Personal information
- Full name: Harold Ernest Sellars
- Date of birth: 20 June 1890
- Place of birth: St Kilda, Victoria
- Date of death: 8 November 1955 (aged 65)
- Place of death: Perth, Western Australia
- Original team(s): Grosvenor
- Height: 170 cm (5 ft 7 in)
- Weight: 66 kg (146 lb)
- Position(s): Full-forward

Playing career^{1}
- Years: Club / Games (Goals)
- 1911–13: St Kilda / 47 (119)
- ^{1} Playing statistics correct to the end of 1913.

Career highlights
- St Kilda leading goal-kicker 1911-1913;

= Ernie Sellars =

Australian rules footballer

Harold Ernest Sellars (20 June 1890 – 8 November 1955) was an Australian rules footballer who played with St Kilda in the Victorian Football League (VFL).

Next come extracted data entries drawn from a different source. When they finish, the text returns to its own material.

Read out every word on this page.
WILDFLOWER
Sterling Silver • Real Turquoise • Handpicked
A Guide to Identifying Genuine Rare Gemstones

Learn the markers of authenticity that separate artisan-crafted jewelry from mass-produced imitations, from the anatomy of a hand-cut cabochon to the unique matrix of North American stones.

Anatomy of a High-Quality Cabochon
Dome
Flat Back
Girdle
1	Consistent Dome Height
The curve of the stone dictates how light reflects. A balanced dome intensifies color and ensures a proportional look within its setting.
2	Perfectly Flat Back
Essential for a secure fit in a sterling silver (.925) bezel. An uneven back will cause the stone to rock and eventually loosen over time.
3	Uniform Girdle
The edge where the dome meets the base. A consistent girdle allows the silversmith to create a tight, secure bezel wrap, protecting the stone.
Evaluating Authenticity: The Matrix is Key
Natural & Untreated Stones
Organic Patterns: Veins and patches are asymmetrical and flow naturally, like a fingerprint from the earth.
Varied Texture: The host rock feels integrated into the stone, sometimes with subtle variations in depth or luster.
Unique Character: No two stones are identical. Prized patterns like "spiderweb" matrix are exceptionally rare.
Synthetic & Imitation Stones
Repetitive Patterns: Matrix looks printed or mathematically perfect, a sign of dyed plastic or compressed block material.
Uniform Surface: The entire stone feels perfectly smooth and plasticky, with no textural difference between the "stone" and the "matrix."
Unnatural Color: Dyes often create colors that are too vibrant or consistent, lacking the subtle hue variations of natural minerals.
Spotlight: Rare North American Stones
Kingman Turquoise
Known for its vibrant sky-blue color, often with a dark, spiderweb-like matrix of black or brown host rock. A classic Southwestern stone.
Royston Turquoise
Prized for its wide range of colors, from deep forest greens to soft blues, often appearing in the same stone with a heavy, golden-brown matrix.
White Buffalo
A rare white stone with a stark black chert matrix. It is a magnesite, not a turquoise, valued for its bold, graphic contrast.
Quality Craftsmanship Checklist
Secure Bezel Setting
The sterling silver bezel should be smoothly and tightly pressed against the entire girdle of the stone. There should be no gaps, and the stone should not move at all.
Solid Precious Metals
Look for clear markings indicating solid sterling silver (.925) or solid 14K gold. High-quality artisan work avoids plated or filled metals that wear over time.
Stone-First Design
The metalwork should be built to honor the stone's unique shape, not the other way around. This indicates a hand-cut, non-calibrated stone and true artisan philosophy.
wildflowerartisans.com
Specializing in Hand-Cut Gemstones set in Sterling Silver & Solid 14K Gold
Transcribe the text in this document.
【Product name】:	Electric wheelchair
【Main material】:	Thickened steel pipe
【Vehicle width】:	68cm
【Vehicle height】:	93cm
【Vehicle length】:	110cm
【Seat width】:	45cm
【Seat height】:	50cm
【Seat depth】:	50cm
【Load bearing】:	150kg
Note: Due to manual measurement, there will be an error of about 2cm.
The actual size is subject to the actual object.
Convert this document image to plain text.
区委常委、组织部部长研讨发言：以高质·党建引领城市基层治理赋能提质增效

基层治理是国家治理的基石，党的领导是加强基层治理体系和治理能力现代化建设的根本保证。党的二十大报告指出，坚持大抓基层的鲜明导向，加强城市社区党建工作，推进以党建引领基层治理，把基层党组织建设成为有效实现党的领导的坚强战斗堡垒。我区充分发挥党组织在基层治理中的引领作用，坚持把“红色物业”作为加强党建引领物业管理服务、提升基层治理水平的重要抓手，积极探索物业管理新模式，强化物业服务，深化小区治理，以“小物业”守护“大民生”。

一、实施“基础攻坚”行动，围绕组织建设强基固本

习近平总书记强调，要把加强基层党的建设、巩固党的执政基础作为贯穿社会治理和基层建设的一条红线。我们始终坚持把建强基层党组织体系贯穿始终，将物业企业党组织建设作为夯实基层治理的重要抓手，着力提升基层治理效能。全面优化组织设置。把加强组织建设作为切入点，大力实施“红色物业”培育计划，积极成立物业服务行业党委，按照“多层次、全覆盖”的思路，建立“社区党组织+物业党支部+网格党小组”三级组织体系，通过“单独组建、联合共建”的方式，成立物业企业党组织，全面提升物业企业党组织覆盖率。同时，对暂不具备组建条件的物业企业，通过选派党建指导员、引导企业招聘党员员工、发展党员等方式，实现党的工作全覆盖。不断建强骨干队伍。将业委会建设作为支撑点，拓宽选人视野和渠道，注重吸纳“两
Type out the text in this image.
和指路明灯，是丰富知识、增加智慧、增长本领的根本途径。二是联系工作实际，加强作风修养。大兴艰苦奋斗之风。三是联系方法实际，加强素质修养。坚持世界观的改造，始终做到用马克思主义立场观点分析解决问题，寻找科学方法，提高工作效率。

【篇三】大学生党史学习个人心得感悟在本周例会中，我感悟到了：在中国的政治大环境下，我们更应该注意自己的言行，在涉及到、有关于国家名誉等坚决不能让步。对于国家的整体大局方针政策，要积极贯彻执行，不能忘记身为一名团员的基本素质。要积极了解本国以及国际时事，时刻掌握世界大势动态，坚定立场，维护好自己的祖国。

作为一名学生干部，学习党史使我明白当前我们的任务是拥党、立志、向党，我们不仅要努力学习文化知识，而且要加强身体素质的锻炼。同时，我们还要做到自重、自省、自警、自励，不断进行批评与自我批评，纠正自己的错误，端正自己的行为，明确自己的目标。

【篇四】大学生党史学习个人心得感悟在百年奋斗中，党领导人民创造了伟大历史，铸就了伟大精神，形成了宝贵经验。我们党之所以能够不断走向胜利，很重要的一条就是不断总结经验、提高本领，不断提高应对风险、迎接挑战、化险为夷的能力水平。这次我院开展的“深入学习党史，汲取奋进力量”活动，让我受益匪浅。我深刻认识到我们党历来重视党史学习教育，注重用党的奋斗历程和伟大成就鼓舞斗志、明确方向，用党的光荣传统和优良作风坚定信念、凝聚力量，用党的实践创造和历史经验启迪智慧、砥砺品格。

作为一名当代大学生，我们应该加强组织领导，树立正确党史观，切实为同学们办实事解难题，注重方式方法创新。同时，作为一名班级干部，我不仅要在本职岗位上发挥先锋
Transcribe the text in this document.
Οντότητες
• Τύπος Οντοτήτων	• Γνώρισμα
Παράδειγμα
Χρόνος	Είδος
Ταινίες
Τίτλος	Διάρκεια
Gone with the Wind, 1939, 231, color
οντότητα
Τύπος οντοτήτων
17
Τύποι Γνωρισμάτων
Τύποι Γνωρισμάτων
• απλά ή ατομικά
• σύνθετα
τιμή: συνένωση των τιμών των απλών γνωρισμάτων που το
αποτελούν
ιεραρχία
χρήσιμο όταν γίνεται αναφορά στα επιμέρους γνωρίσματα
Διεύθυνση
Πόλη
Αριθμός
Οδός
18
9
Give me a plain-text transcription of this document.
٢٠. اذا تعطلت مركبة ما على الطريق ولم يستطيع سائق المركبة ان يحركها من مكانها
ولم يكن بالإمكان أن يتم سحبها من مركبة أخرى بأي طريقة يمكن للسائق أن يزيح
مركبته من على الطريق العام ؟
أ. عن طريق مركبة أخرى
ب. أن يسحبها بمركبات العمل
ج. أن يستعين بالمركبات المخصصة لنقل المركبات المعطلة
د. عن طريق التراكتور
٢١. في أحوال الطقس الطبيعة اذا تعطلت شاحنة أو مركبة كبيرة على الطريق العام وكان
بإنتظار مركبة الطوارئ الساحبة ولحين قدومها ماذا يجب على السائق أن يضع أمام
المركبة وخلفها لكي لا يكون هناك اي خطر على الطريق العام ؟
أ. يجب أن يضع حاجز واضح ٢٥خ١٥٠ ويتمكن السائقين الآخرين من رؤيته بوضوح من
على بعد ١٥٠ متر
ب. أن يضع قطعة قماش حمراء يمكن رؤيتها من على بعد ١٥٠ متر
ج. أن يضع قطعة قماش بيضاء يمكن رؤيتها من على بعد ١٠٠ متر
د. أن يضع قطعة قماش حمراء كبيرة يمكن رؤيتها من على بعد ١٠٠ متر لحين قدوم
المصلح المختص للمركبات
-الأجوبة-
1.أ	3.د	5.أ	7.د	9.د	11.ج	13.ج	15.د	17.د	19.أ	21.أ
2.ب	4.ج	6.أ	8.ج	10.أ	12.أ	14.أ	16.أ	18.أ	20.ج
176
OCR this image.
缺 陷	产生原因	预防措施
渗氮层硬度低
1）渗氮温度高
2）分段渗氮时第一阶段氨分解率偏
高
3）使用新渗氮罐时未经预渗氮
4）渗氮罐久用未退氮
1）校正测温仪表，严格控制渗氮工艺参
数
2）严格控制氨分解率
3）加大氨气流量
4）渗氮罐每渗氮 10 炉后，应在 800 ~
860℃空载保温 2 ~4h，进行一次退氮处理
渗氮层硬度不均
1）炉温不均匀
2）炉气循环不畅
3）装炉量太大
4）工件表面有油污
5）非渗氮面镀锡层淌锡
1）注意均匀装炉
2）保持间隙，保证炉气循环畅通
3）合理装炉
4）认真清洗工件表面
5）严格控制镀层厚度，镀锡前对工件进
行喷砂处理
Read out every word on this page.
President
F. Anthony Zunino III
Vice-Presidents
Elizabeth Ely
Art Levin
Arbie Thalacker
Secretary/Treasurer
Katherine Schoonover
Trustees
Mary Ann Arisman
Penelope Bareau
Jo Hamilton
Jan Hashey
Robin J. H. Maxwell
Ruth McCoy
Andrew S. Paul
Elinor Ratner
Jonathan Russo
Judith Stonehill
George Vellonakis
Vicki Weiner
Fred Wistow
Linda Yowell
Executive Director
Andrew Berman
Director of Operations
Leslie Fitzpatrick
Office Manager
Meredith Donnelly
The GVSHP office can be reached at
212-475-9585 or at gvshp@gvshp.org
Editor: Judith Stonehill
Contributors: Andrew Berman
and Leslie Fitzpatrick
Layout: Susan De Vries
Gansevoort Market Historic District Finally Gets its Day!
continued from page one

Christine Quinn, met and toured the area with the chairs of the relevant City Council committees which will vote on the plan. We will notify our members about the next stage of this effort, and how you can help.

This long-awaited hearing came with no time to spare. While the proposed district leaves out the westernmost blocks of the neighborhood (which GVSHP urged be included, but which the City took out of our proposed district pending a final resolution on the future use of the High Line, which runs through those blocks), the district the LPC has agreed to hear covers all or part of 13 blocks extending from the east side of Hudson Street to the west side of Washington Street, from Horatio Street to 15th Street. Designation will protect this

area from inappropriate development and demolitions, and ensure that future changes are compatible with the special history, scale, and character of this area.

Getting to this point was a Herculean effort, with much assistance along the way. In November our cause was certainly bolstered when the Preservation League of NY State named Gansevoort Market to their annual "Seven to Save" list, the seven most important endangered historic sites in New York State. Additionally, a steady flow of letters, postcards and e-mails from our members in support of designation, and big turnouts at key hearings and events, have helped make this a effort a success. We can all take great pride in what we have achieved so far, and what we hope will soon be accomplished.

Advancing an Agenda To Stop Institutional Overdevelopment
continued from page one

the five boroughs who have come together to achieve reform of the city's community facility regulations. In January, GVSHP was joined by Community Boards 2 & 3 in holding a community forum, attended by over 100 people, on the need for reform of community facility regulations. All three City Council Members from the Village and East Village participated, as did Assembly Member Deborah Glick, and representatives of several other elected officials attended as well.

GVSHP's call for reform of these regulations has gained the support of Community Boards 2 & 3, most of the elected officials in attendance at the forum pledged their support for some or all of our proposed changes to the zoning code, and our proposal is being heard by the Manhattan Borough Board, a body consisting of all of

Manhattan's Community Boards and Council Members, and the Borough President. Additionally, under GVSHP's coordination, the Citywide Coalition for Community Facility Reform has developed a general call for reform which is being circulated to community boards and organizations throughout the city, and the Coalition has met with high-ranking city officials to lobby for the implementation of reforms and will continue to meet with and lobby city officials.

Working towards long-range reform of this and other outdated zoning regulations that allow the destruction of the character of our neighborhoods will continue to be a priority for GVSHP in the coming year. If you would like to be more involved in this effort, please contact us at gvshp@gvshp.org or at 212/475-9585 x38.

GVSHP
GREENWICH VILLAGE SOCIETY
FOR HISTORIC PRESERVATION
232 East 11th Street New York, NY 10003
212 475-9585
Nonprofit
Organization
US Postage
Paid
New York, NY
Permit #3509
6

Sellars kicked seven goals from full-forward on his debut for St Kilda, against University at Junction Oval to set a league record. The tally wasn't bettered by any debutante in the VFL until Footscray's Bill Wood kicked nine goals in 1944. He finished the year with 22 goals, which was enough to top St Kilda's goal-kicking, and he was again their leading goal-kicker the following season after kicking 44 goals. His final season at St Kilda, in 1913, was his finest and his 53 goals helped his club make their first ever Grand Final. Perhaps his best performance came in the Semi Final against South Melbourne when he kicked six goals. Only Jimmy Freake of Fitzroy kicked more goals in the league that season.

Sellars joined Western Australian Football League (WAFL) club East Perth in 1914 and the same year was chosen to represent Western Australia at the Sydney Carnival. He topped East Perth's goal-kicking in his first two seasons and finished with 68 WAFL goals from his 36 games.